How Math Can Help You Order Dinner

4 min read

The late US physicist Richard Feynman once turned a visit to a Thai restaurant into a mathematical riddle: how adventurous should we be in trying new dishes? Feynman promptly solved this on a sheet of paper.

Now, behavioural scientists have revisited Feynman's solution — some of which had been obscured by his inscrutable handwriting — and found that his was indeed the optimal strategy.

Feynman's dilemma is one that will be familiar to any restaurant-goer. Do we keep ordering the best dish we've had so far, or do we explore the menu in the hope of finding something better? A study published in the Proceedings of the National Academy of Sciences on 1 June probes this question, and includes experimental findings that participants adopt meal-choosing strategies that closely approximate Feynman's mathematical solution.

Behavioural scientist Shoham Choshen-Hillel at the Hebrew University of Jerusalem says that the authors wrote a "super creative article." "The restaurant example stands in for decisions in many settings," she adds. Real-life examples include choosing a home to buy, deciding whom to partner up with and selecting a parking spot.

The story begins with a regular visit by Feynman, a Nobel prizewinning physicist at the California Institute of Technology in Pasadena, and his friend Ralph Leighton, to a Thai restaurant in nearby Glendale in the late 1970s. Leighton wondered whether he should order ginger chicken — his favourite dish — or explore the rest of the menu. Feynman began scribbling and promptly claimed he had found a mathematical solution: in his simplified model of the situation, he calculated a threshold — a number of visits beyond which Leighton's rational decision would be to always settle on his favourite dish.

What Feynman had done was turn the restaurant dilemma into a question in decision theory — a field at the intersection of economics and psychology that analyses strategies in one-person games. In particular, it was an original contribution to a larger family of problems called stopping problems. These include real-life problems in which someone has to decide whether the possibility in front of them is good enough, or whether to keep searching.

Leighton saved the notes, and years later he partially transcribed Feynman's spidery cursive handwriting to the best of his ability. A decade later, in 2013, Tom Griffiths, a cognitive scientist at Princeton University in New Jersey, became interested in the question while researching a book with his collaborator Brian Christian. Griffiths then transcribed Feynman's notes in full for the first time.

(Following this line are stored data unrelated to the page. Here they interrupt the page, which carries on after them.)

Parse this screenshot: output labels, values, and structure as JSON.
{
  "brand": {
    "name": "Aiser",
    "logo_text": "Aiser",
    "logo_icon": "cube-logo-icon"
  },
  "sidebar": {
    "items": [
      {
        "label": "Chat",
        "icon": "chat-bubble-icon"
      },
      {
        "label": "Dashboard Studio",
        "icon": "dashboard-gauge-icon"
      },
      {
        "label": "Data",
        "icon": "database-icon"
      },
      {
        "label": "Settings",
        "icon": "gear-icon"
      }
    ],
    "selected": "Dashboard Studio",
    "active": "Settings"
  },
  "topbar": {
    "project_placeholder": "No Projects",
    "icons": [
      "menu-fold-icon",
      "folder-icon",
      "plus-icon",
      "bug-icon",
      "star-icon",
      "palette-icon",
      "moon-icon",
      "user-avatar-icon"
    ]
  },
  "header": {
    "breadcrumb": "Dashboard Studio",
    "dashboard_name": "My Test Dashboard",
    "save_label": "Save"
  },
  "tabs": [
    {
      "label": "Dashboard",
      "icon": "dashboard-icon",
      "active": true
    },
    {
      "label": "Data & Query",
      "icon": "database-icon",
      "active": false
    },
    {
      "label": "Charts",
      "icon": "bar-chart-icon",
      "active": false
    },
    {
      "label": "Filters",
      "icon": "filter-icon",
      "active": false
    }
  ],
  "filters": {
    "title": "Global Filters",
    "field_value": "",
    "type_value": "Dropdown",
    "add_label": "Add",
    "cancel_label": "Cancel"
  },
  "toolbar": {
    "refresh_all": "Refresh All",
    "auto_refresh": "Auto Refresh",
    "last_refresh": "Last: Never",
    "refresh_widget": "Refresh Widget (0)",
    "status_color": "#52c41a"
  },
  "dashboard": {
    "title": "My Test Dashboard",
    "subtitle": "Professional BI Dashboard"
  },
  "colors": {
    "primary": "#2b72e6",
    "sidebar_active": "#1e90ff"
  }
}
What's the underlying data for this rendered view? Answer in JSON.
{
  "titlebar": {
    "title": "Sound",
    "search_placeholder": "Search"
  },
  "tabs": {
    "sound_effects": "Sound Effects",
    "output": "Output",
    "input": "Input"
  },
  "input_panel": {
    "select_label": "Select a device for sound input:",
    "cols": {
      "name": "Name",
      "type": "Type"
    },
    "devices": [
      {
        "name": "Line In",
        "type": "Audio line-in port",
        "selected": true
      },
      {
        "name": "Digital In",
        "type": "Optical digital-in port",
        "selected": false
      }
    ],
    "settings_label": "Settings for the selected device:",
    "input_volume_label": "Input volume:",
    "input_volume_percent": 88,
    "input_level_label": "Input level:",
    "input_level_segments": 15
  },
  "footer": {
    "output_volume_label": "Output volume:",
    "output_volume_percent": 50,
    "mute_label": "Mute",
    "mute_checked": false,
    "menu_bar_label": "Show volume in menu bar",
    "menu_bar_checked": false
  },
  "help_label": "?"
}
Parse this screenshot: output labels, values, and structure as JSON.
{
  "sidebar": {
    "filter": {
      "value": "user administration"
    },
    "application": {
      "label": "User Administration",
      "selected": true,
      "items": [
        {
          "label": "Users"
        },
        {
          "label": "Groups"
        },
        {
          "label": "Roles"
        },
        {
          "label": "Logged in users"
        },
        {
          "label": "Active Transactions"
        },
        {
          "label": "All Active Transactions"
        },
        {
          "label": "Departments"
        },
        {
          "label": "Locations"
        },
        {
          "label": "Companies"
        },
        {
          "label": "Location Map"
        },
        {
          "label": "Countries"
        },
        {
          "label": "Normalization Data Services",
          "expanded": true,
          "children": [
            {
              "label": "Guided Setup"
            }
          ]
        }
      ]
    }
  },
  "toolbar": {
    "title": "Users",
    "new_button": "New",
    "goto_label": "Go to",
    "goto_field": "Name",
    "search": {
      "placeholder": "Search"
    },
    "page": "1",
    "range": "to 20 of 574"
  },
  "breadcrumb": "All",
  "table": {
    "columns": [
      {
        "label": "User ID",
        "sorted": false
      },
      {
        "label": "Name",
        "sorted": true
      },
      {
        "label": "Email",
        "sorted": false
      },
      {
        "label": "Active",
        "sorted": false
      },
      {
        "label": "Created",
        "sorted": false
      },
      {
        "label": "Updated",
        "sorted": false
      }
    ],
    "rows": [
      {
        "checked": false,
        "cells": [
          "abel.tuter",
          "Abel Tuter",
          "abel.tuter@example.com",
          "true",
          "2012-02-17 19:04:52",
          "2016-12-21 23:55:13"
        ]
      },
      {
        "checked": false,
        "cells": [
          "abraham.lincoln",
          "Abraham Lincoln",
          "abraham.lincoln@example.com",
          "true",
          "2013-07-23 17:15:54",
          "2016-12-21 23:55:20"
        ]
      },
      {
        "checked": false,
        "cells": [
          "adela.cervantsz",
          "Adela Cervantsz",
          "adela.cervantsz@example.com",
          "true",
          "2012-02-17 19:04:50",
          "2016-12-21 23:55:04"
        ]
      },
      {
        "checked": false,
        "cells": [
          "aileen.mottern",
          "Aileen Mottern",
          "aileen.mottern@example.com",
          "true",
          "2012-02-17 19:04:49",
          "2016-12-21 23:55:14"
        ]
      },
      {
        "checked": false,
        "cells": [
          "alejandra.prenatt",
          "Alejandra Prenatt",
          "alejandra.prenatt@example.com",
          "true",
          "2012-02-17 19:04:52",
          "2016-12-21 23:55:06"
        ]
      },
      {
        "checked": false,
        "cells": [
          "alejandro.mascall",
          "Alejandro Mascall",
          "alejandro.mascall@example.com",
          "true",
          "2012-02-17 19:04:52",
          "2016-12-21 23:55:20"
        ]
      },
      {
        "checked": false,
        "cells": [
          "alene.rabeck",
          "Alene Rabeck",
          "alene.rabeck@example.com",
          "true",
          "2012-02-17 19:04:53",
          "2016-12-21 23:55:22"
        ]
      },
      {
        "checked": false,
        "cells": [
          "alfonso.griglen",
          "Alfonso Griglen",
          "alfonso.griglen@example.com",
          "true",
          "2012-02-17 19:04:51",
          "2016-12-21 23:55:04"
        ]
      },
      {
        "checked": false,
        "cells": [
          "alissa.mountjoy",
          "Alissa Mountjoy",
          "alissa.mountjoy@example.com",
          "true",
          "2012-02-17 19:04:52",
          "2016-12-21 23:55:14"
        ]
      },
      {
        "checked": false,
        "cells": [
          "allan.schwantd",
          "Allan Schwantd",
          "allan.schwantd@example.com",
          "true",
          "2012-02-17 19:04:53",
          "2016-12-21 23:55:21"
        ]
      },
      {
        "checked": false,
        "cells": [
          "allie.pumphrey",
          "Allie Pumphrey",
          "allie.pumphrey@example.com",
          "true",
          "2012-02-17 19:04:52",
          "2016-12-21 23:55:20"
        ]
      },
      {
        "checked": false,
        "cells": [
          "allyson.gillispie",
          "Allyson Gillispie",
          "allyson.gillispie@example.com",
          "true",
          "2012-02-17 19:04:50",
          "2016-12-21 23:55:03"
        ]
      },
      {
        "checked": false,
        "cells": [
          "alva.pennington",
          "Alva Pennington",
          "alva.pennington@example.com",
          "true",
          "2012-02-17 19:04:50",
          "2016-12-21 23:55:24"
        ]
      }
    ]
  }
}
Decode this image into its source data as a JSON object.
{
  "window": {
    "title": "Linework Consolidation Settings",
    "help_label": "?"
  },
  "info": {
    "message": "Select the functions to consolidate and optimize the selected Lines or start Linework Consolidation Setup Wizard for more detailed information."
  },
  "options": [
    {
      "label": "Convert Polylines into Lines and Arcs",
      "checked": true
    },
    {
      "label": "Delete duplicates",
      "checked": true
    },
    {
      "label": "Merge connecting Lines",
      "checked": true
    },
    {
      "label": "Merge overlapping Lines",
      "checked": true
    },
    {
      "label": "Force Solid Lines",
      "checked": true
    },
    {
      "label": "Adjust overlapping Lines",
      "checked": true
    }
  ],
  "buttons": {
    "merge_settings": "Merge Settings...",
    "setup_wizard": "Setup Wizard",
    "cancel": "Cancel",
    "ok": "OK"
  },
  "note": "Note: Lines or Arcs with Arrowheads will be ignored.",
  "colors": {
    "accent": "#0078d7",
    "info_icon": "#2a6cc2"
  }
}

Christian, who is now at the University of California, Berkeley, says the question then lay dormant for nearly another decade, until the two researchers decided to revisit it in 2021. "We'd understood the meaning of Feynman's notes, but there was all this work to be done," he says. The researchers confirmed that Feynman had indeed come up with the best solution, and also solved a generalized version of the problem.

Together with a third co-author, cognitive psychologist Evan Russek at the City University of New York, the team decided to test whether people's choices would resemble anything close to the mathematical solution. They translated the restaurant question into an online game, recruiting 2,520 participants. Participants were instructed to imagine visiting a new city for between one and four weeks, choosing which restaurant to eat at each night. Players could earn points for the quality of the restaurant they picked (a number between 1 and 100), and were told to maximize their total points. Participants became less willing to risk trying new restaurants as the end of their visit approached, which followed logic similar to Feynman's optimal formula.

Although the participants did not work out the mathematical solution — which involves a formula with square roots — their behaviour was a very close approximation of it.

"The fact that, even in this simplified setting, they still find that people behave in a quite consistent — and pretty effective — way is quite impressive," says Choshen-Hillel.

Although Feynman's problem could have applications in economics and marketing, it does not fully model people's behaviour at a restaurant. In particular, it does not take boredom into account, Christian says, because players' optimal option is to settle on one dish once and for all. In real life, someone might want to choose the same dish every other time, and keep exploring the menu on other visits. But the problem "does distil to its essential form this fundamental tension very familiar in every day: the decision between doing your favourite thing and trying something new," he says.